OpenStudy (jdoe0001):
ok.... so you know what hmm say \(\bf cos^2(x)+sin^2(x)=?\) is right?
OpenStudy (anonymous):
1
OpenStudy (jdoe0001):
ok so as WHassan suggested, let's expand the identities to just cosine and sine identities... so
OpenStudy (jdoe0001):
one sec
OpenStudy (anonymous):
u should not give direct ans
OpenStudy (jdoe0001):
\(\bf \color{blue}{ tan(x)=\frac{sin(x)}{cos(x)}\qquad \qquad sec(x)=\frac{1}{cos(x)}\qquad cos^2(x)+sin^2(x)=1}\\ \quad \\ \quad \\ \cfrac{tan(x) + cos(x) + sin(x)tan(x)}{sec(x) + tan(x)}\implies \cfrac{{\color{blue}{ \frac{sin(x)}{cos(x)}}}+cos(x)+sin(x)\frac{sin(x)}{cos(x)}}{{\color{blue}{ \frac{1}{cos(x)}}}+\frac{sin(x)}{cos(x)}}\\ \quad \\ \implies \cfrac{ \frac{sin(x)}{cos(x)}+cos(x)+\frac{sin(x)^2}{cos(x)} }{\frac{1}{cos(x)}+\frac{sin(x)}{cos(x)}}\implies \cfrac{\frac{sin(x)+cos^2(x)+sin^2(x)}{cos(x)}}{\frac{1+sin(x)}{cos(x)}} \)
OpenStudy (jdoe0001):
\(\bf {\color{blue}{ tan(x)=\frac{sin(x)}{cos(x)}}\qquad \qquad sec(x)=\frac{1}{cos(x)}\qquad cos^2(x)+sin^2(x)=1}\\ \quad \\ \quad \\ \cfrac{ \frac{sin(x)}{cos(x)}+cos(x)+\frac{sin(x)^2}{cos(x)} }{\frac{1}{cos(x)}+\frac{sin(x)}{cos(x)}}\implies \cfrac{\frac{sin(x)+{\color{blue}{ cos^2(x)+sin^2(x)}}}{cos(x)}}{\frac{1+sin(x)}{cos(x)}}\) so... notice that.... and replace by 1, then do the fractions, keeping in mind that \(\bf \cfrac{\quad \frac{a}{b}\quad }{\frac{c}{d}}\implies \cfrac{a}{b}\cdot \cfrac{d}{c}\)
OpenStudy (anonymous):
Oh okay, that makes since.

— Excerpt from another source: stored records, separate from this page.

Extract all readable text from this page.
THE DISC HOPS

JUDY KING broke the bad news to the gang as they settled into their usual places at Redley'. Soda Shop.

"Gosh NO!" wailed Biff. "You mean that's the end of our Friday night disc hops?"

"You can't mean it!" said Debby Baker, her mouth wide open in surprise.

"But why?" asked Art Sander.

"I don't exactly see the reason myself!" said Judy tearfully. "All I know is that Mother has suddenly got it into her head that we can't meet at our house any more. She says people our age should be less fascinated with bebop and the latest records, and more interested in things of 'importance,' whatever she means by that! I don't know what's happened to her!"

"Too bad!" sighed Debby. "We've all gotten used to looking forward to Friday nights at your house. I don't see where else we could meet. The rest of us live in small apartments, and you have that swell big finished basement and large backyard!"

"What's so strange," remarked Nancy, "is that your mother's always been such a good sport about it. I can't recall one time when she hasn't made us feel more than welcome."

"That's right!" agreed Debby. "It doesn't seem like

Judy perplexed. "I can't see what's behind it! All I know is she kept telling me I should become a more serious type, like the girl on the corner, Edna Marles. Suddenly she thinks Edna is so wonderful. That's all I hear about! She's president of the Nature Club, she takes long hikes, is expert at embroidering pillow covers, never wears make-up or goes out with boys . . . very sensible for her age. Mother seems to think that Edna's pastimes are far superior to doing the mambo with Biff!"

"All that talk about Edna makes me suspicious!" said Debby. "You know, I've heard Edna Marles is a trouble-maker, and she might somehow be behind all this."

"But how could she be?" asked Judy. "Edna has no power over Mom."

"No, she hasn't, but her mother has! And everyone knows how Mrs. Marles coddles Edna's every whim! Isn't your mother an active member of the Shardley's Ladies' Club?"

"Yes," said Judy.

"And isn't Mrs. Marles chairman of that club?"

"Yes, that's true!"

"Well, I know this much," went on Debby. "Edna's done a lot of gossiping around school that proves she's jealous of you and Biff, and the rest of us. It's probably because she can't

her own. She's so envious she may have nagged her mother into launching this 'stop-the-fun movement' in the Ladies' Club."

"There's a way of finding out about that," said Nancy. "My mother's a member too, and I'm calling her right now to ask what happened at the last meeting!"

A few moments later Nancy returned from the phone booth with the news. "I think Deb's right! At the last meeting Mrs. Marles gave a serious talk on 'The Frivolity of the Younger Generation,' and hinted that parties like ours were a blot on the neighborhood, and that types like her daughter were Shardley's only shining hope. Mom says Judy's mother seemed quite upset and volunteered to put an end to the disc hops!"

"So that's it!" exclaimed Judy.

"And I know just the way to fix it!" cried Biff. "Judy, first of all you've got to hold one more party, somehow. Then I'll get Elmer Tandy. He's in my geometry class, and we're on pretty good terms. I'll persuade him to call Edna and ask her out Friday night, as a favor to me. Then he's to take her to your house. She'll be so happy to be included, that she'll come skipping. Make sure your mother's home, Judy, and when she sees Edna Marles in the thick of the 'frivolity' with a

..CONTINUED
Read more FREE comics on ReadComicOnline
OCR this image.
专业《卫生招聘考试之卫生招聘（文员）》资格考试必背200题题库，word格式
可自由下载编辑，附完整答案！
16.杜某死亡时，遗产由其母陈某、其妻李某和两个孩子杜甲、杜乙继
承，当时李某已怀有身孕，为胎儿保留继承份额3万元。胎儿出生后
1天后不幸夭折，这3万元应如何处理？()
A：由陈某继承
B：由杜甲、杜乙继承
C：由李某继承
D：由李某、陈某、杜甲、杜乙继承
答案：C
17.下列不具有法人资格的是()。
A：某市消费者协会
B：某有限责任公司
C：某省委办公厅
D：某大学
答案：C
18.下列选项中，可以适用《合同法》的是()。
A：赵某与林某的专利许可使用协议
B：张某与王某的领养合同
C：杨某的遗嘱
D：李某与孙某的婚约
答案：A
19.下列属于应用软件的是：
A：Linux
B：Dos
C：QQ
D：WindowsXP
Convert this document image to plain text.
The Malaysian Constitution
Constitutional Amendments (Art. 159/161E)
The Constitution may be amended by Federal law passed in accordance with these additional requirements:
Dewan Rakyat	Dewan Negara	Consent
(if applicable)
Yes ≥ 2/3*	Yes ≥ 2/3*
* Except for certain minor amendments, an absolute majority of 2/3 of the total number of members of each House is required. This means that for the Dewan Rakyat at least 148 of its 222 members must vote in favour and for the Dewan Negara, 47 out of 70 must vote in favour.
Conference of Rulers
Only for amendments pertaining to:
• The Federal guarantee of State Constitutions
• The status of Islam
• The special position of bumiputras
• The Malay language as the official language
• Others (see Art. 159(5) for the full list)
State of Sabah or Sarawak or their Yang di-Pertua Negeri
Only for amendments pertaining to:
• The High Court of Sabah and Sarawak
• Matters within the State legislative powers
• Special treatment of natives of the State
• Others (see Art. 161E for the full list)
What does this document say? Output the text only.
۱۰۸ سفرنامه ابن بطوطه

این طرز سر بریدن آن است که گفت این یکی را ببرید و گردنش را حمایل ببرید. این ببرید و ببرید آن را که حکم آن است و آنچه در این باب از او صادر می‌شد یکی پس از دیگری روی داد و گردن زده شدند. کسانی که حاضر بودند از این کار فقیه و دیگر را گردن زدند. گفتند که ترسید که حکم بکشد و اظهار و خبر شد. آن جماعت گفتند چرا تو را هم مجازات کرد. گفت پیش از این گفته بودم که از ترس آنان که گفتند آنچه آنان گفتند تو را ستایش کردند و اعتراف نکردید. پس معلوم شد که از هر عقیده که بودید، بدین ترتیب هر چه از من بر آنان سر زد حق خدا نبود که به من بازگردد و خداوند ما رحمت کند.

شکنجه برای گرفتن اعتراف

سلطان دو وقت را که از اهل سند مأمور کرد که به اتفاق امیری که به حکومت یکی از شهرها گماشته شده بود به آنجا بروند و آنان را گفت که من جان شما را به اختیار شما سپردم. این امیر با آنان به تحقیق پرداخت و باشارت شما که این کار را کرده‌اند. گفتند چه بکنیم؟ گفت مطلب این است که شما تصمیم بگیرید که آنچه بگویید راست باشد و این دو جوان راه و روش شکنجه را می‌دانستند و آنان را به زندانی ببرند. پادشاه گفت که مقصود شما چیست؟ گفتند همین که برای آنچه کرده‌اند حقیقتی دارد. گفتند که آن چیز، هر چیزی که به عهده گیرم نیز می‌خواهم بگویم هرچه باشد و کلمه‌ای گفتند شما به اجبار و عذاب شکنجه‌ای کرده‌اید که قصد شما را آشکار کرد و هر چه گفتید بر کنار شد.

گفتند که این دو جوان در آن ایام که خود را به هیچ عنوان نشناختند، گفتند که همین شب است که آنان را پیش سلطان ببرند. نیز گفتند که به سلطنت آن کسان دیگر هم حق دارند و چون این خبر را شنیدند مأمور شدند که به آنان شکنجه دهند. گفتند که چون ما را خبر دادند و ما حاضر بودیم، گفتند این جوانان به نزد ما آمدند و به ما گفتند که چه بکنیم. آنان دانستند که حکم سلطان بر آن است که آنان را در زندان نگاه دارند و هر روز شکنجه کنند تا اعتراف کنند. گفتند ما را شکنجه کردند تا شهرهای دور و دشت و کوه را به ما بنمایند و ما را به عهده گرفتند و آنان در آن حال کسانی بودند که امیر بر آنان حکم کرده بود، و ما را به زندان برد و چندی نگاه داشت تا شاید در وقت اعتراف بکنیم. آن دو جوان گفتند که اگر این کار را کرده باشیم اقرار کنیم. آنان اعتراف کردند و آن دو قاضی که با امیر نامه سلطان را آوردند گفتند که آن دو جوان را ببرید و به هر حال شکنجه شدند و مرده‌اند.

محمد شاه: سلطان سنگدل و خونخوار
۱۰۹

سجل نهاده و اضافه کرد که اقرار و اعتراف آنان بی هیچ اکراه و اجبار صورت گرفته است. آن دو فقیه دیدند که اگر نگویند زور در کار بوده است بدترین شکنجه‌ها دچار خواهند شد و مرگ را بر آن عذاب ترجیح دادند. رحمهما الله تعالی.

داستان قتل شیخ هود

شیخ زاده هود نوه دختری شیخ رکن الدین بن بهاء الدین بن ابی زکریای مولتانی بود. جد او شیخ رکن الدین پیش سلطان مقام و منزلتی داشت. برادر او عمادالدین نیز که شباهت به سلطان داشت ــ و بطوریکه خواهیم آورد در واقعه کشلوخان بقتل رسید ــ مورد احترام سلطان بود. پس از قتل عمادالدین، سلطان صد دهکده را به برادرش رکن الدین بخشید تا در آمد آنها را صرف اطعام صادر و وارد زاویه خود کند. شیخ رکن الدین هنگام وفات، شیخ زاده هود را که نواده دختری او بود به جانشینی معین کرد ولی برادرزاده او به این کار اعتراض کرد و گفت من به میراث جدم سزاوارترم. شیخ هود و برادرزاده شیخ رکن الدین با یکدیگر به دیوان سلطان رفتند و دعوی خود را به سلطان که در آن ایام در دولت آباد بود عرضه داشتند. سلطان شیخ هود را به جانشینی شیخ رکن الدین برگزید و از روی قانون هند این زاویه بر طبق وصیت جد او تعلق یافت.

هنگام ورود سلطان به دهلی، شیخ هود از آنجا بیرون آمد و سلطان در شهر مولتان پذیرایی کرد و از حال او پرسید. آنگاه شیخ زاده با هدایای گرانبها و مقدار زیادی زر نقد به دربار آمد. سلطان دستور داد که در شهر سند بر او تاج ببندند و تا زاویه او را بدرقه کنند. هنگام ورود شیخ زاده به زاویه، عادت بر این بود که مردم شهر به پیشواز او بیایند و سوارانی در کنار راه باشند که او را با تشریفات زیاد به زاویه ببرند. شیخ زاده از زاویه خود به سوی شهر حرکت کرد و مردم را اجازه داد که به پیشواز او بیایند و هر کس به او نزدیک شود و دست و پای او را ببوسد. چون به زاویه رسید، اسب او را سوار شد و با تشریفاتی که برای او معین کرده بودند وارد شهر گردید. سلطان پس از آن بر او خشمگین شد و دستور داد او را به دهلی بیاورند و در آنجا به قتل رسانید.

It simplifies to \[\cos^2x+\sin^2x\] so it equals 1.
OpenStudy (anonymous):
sense*
OpenStudy (jdoe0001):
\(\bf {\color{blue}{ tan(x)=\frac{sin(x)}{cos(x)}\qquad \qquad sec(x)=\frac{1}{cos(x)}\qquad cos^2(x)+sin^2(x)=1}}\\ \quad \\ \quad \\ \cfrac{ \frac{sin(x)}{cos(x)}+cos(x)+\frac{sin(x)^2}{cos(x)} }{\frac{1}{cos(x)}+\frac{sin(x)}{cos(x)}}\implies \cfrac{\frac{sin(x)+{\color{blue}{ cos^2(x)+sin^2(x)}}}{cos(x)}}{\frac{1+sin(x)}{cos(x)}} \)
OpenStudy (anonymous):
Thank you very much for your help!!
OpenStudy (jdoe0001):
right... so .. \(\bf {\color{blue}{ tan(x)=\frac{sin(x)}{cos(x)}\qquad \qquad sec(x)=\frac{1}{cos(x)}\qquad cos^2(x)+sin^2(x)=1}}\\ \quad \\ \quad \\ \cfrac{\frac{sin(x)+{\color{blue}{ cos^2(x)+sin^2(x)}}}{cos(x)}}{\frac{1+sin(x)}{cos(x)}}\implies \cfrac{\frac{sin(x)+{\color{blue}{ 1}}}{cos(x)}}{\frac{1+sin(x)}{cos(x)}}\\ \quad \\ \implies \cfrac{sin(x)+{\color{blue}{ cos^2(x)+sin^2(x)}}}{\cancel{cos(x)}}\cdot \cfrac{\cancel{cos(x)}}{1+sin(x)}\)
OpenStudy (jdoe0001):
woopps... anyhow I got the wrong ... fractoin... but \(\bf \cfrac{sin(x)+{\color{blue}{ 1}}}{\cancel{cos(x)}}\cdot \cfrac{\cancel{cos(x)}}{1+sin(x)}\)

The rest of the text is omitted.